Sunday, February 11, 2007


"Public Sale" by Andrew Wyeth, tempera, 1943. He painted this from memory after a day out at a livestock auction with his wife and their friend Bert Guest.

This painting looks like a memory of the place where I grew up, a world which no longer exists.

You spend so much time as a young person dreaming of leaving a place you are from and then you finally do. And then, when you realize you haven't been back for a thousand years and you miss the place you once called home, you turn around to find that old familiar place has quietly, completely disappeared. Gradually, it dawns on you that you have no home. You are reminded of it everywhere you look. You have a place where you dwell, you have work, you have four walls and a cel phone and bills and deadlines and a sink full of dirty dishes. Then you realize you need to find a home, a place where everything feels right and is in its place. Because no one else will do it if you don't.

Thursday, February 8, 2007


I just finished a big store installation for Saks 5th Ave. here in New York for their Diesel boutique-- which is going up next week. Here are two of the pieces I did for them. This season Diesel is doing a line of women's jeans which emphasizes super-tight, peglegged, colorful designs. To capture this, I proposed doing five colored drawings in mixed media-- less "comic booky" than the instore I did for them in the fall-- more illustrative, more impressionistic, with a painterly touch. The images will also be displayed in an industry trade show Diesel is attending in Vegas this month, and special prints of the images are being done for preferred customers and friends. In a related bit of news, Diesel is also planning to carry the PULPHOPE book in their US stores.

These girls came out a bit more tough-guy than planned, less virginal, less springtime blossom. That's undoubtedly due to the Motorhead and old Cult and Bauhaus I was listening to while drawing. The girl on the left is a subtle nod to HR Watson from THB...

I find store installations-- and fashion work in general-- to be challenging, it's like being in school again. Something new. I'd never quit comics for it, but it keeps you thinking in new ways.

But it's not "thinking outside the box". There is no box. Art is a bottomless wishing well of beauty and danger and forceful expression.

Sunday, February 4, 2007


Dream-memory of Baron Karza/Prince Acroyear, circa 1976. My version of Karza is called KING K and is a king super-mek.


Never understood why people knock Canada. People who've never been there and have no intention of going there. I love Canada. I've lived there, I was raised an hour from the Canadian border, in some ways you could say I even grew up there. I've broken bread with Canadians, slept with them, laughed with them, gotten drunk with them, done business with them, argued with them, fought with them, commiserated with them and loved them. I have a godson there and many friends. Canada is a huge country and it is part of America, it IS America as much as we of the States are. Its North, South, East, and West are as diverse as those of the States, and so are its people.

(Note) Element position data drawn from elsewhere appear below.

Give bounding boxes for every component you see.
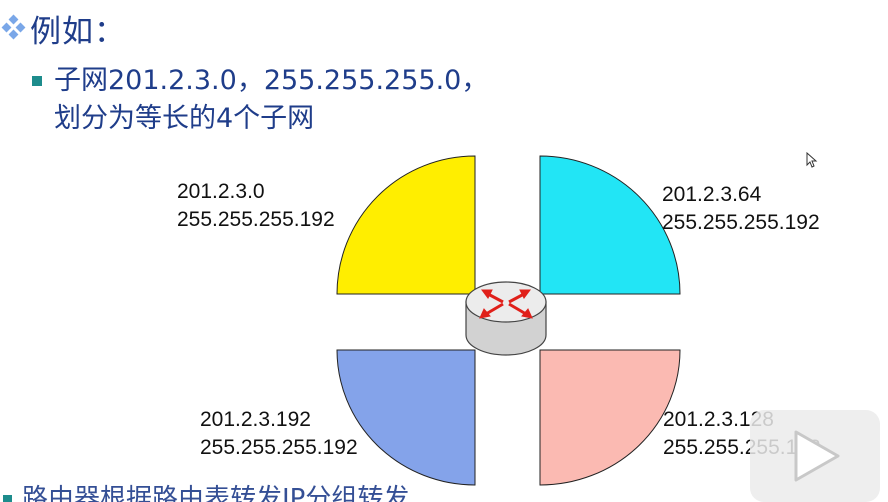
subnet-quadrant-bottom-right — [539, 349, 681, 486]
bullet-line-2: 划分为等长的4个子网 — [54, 103, 315, 134]
subnet-address: 201.2.3.192 — [200, 408, 311, 431]
subnet-address: 201.2.3.128 — [663, 408, 774, 431]
subnet-label-top-right: 201.2.3.64 255.255.255.192 — [662, 181, 820, 237]
subnet-address: 201.2.3.64 — [662, 183, 762, 206]
router-icon — [465, 281, 547, 356]
heading-text: 例如： — [30, 13, 126, 50]
diamond-bullet-icon — [1, 14, 26, 40]
subnet-quadrant-top-right — [539, 155, 681, 295]
heading: 例如： — [0, 6, 126, 50]
play-button[interactable] — [750, 410, 880, 502]
subnet-label-bottom-left: 201.2.3.192 255.255.255.192 — [200, 406, 358, 462]
bullet-line-1: 子网201.2.3.0，255.255.255.0， — [54, 65, 489, 96]
subnet-label-top-left: 201.2.3.0 255.255.255.192 — [177, 178, 335, 234]
play-icon — [794, 430, 840, 482]
cursor-icon — [806, 152, 818, 168]
subnet-mask: 255.255.255.192 — [662, 211, 820, 234]
bullet-item: 子网201.2.3.0，255.255.255.0， 划分为等长的4个子网 — [32, 62, 552, 138]
partial-bullet-text: 路由器根据路由表转发IP分组转发 — [22, 484, 410, 502]
square-bullet-icon — [32, 76, 42, 86]
subnet-mask: 255.255.255.192 — [200, 436, 358, 459]
subnet-address: 201.2.3.0 — [177, 180, 265, 203]
subnet-quadrant-bottom-left — [336, 349, 476, 486]
subnet-quadrant-top-left — [336, 155, 476, 295]
square-bullet-icon — [3, 495, 12, 502]
subnet-mask: 255.255.255.192 — [177, 208, 335, 231]
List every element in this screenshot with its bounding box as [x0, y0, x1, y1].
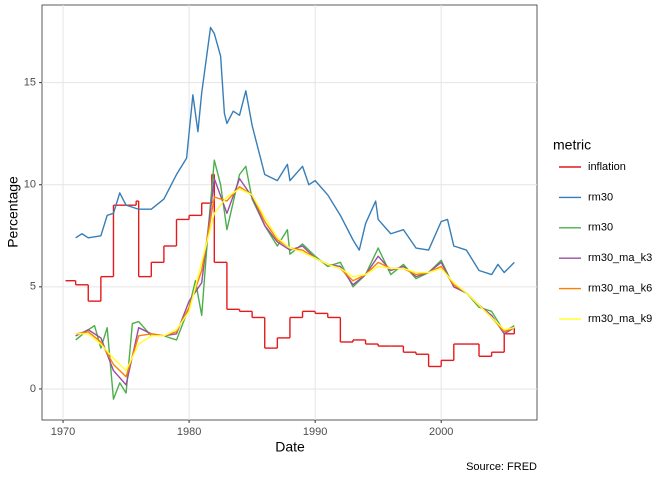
x-tick-label: 2000 — [429, 426, 453, 438]
x-tick-label: 1970 — [51, 426, 75, 438]
legend-title: metric — [553, 137, 591, 153]
y-tick-label: 0 — [30, 383, 36, 395]
y-tick-label: 10 — [24, 179, 36, 191]
series-line — [75, 26, 515, 276]
y-tick-label: 5 — [30, 281, 36, 293]
series-line — [75, 188, 515, 372]
x-axis-title: Date — [275, 439, 305, 455]
legend-label: inflation — [588, 161, 626, 173]
series-line — [75, 177, 515, 386]
legend-label: rm30_ma_k6 — [588, 283, 652, 295]
x-tick-label: 1990 — [303, 426, 327, 438]
caption: Source: FRED — [466, 461, 537, 473]
legend-label: rm30 — [588, 191, 613, 203]
y-axis-title: Percentage — [5, 176, 21, 248]
y-tick-label: 15 — [24, 77, 36, 89]
series-line — [75, 186, 515, 378]
legend-label: rm30 — [588, 222, 613, 234]
x-tick-label: 1980 — [177, 426, 201, 438]
legend-label: rm30_ma_k3 — [588, 252, 652, 264]
panel — [41, 4, 538, 421]
legend-label: rm30_ma_k9 — [588, 313, 652, 325]
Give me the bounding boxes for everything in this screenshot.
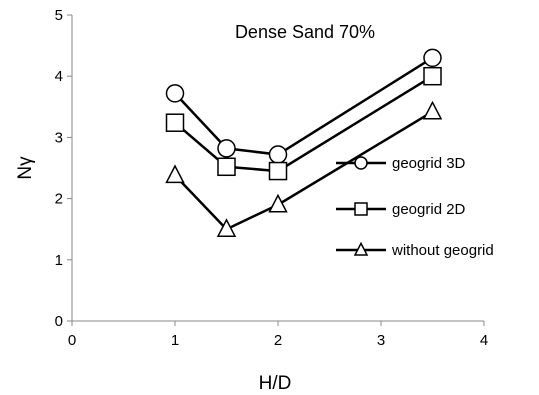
data-point-circle: [165, 84, 185, 103]
legend-label: geogrid 2D: [392, 201, 466, 218]
x-tick-label: 3: [377, 332, 385, 349]
series-line: [174, 75, 434, 173]
data-point-circle: [268, 145, 288, 164]
data-point-square: [165, 113, 185, 132]
series-circle: [165, 48, 442, 164]
legend-item: geogrid 3D: [336, 155, 466, 172]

Rick White is Canadian. I've never met him but he is an incredible musican and I love what he does. He does exactly what he wants and he asks no permission to be who he is and I respect him for that.

Rick White.


Friday, February 2, 2007


2007 so far has been a nonstop blur of work, it's incredible. I have a lot of new and exciting things in the works-- which I can't share yet. But "you will be the first to know" as they say. In the meantime, here's another look at my Spidey vs. Torch story. Apparently the book is shipping a week off schedual and I have to confess it's not due to me. The editors tell me I am the only one who actually hit the deadline on the book. I'd say offhand there must be thirty or more people involved in putting out a book like Fantastic Four, all told. It's like a small army, and it's not too suprising books fall off schedual sometimes.